Due to its multi-functionality, quinoa can serve various market segments, representing an excellent raw material for the production of:
organic food, thanks to its high rusticity and adaptability to different climate conditions
gluten-free foods, thanks to the absence of gluten, thereby improving the nutritional quality of gluten-free products currently found on the market
milk and lactose-free foods and/or drinks with probiotic activity, i.e. containing live micro-organisms capable of contributing positively to the balance of intestinal flora and boosting the immune system. These foodstuffs can bridge the gap in the existing market and relating to the category of consumers who are lactose-intolerant or suffer from high blood cholesterol and cannot consume probiotic drinks since they are mainly made from cow’s milk or dairy products
food for vegetarians/vegans thanks to the high quantity of protein contained in quinoa grains and the quality of their amino acid composition; almost comparable to that of cow’s milk
functional foods due to the abundance of dietary fibre, unsaturated fatty acids (ω 6) and bioactive compounds, such as vitamin E (phenolic compounds) with its antioxidant properties.

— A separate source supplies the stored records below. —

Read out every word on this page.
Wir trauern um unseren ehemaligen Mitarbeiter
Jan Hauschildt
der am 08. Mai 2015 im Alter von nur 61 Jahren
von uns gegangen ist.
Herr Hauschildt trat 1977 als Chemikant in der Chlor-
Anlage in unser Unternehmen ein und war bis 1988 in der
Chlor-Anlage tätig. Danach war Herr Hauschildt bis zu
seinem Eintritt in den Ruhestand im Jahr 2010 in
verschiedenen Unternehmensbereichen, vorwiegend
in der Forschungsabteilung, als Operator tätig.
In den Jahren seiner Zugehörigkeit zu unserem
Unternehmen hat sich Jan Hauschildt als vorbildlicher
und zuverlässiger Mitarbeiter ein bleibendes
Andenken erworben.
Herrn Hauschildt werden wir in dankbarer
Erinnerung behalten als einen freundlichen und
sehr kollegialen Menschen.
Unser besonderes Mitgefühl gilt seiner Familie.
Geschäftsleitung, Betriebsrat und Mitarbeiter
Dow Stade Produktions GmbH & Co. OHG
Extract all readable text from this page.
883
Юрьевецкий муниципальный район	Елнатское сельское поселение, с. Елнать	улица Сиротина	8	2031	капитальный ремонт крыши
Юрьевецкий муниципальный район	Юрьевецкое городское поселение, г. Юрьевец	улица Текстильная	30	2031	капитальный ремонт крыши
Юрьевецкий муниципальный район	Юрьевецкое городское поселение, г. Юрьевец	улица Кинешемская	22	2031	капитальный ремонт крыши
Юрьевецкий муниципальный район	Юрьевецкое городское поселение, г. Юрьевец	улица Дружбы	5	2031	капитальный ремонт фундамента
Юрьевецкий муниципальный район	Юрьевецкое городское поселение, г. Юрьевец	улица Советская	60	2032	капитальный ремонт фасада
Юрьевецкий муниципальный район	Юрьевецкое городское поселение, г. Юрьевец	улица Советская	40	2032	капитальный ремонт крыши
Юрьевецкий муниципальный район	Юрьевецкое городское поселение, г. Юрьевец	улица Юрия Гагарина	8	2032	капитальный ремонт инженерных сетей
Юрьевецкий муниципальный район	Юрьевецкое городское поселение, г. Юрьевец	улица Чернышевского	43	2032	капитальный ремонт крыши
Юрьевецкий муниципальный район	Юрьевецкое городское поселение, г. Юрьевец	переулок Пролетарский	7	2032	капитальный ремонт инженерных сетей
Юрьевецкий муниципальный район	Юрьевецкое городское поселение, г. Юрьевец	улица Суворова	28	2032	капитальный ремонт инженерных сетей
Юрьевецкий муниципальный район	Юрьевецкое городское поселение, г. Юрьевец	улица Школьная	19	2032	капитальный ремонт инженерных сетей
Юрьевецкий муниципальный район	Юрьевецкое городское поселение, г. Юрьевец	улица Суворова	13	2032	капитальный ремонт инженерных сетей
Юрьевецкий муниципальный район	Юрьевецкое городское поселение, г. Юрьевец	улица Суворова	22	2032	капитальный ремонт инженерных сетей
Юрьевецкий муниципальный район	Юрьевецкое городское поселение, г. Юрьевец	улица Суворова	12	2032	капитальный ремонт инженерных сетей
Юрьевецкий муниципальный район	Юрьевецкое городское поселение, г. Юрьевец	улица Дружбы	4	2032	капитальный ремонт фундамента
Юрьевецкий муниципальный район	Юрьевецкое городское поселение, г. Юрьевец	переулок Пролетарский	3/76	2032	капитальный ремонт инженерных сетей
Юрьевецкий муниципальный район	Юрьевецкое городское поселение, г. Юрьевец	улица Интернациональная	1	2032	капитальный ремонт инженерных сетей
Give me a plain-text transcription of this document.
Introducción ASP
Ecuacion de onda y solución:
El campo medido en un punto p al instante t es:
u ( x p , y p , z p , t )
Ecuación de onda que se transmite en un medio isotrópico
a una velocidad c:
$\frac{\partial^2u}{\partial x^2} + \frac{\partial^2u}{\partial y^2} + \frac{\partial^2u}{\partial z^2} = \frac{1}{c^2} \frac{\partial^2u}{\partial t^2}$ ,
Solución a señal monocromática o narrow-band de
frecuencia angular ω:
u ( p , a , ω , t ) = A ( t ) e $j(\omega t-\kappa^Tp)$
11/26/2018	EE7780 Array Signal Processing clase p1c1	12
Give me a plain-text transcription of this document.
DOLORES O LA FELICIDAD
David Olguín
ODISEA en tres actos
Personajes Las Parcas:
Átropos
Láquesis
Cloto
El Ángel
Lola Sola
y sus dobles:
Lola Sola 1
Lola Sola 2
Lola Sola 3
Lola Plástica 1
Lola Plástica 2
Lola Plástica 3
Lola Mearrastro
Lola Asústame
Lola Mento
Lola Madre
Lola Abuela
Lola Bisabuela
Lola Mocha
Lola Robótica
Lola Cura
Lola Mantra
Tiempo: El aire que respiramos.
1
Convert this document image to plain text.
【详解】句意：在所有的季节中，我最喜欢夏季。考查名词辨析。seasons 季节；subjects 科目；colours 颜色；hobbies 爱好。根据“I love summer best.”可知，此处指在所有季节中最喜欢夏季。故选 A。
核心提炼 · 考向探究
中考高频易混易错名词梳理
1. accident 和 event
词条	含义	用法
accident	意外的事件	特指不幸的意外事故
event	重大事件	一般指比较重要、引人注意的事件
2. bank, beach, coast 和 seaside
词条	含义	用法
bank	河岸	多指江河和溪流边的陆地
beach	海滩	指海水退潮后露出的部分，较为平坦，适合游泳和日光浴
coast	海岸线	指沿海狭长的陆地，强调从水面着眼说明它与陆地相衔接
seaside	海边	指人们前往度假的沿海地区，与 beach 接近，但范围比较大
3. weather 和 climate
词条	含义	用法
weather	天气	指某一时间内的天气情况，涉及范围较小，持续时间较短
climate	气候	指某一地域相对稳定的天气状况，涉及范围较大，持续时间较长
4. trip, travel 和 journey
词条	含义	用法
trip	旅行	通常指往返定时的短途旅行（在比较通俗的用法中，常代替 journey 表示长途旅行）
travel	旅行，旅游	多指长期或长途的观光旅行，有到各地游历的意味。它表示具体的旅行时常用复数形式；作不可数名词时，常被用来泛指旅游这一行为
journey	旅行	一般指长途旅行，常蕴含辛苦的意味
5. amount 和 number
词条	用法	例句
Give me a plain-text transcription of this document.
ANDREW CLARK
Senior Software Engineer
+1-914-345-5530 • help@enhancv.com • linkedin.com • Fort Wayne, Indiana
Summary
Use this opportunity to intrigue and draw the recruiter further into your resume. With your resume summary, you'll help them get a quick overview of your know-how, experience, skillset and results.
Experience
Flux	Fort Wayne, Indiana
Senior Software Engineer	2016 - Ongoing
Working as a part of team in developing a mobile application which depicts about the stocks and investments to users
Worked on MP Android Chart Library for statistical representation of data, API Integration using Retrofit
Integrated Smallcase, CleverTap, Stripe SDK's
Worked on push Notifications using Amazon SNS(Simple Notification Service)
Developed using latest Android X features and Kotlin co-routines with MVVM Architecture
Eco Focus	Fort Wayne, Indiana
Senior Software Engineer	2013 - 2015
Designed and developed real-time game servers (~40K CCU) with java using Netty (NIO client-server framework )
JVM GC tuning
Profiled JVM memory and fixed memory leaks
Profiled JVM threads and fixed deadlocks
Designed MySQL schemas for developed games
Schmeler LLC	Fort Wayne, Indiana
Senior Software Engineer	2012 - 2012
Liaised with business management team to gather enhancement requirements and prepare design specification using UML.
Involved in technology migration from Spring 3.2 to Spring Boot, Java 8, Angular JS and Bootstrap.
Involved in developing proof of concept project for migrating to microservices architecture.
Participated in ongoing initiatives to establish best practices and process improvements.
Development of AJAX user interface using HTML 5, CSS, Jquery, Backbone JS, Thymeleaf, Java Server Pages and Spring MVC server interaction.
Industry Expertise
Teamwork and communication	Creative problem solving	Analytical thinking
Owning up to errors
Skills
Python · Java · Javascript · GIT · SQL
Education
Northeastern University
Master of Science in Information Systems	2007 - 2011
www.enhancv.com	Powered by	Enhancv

The grain and young leaves of quinoa are commonly used for human nourishment. Both are usually rinsed abundantly in water to remove the saponins that are responsible for their bitter taste. The leaves are usually cooked and served as a side dish, similar to spinach or chard leaves. As grain, quinoa is traditionally roasted or made into flour and used for the production of porridge or to fortify wheat or gluten-free flour for the production of bread, cakes, pasta, noodles and biscuits. Quinoa grain can also be boiled, added to soups, or used for breakfast, as flakes, or pancakes. You can also use quinoa to produce beer and various soft drinks. A slightly fermented drink made from quinoa, called chicha is revered as the “drink of the Incas”.
When cooked, quinoa grains have a nutty flavour and the seeds remain separate, soft and chewy. Quinoa can be used for a protein-rich breakfast mixed with honey, almonds, or berries.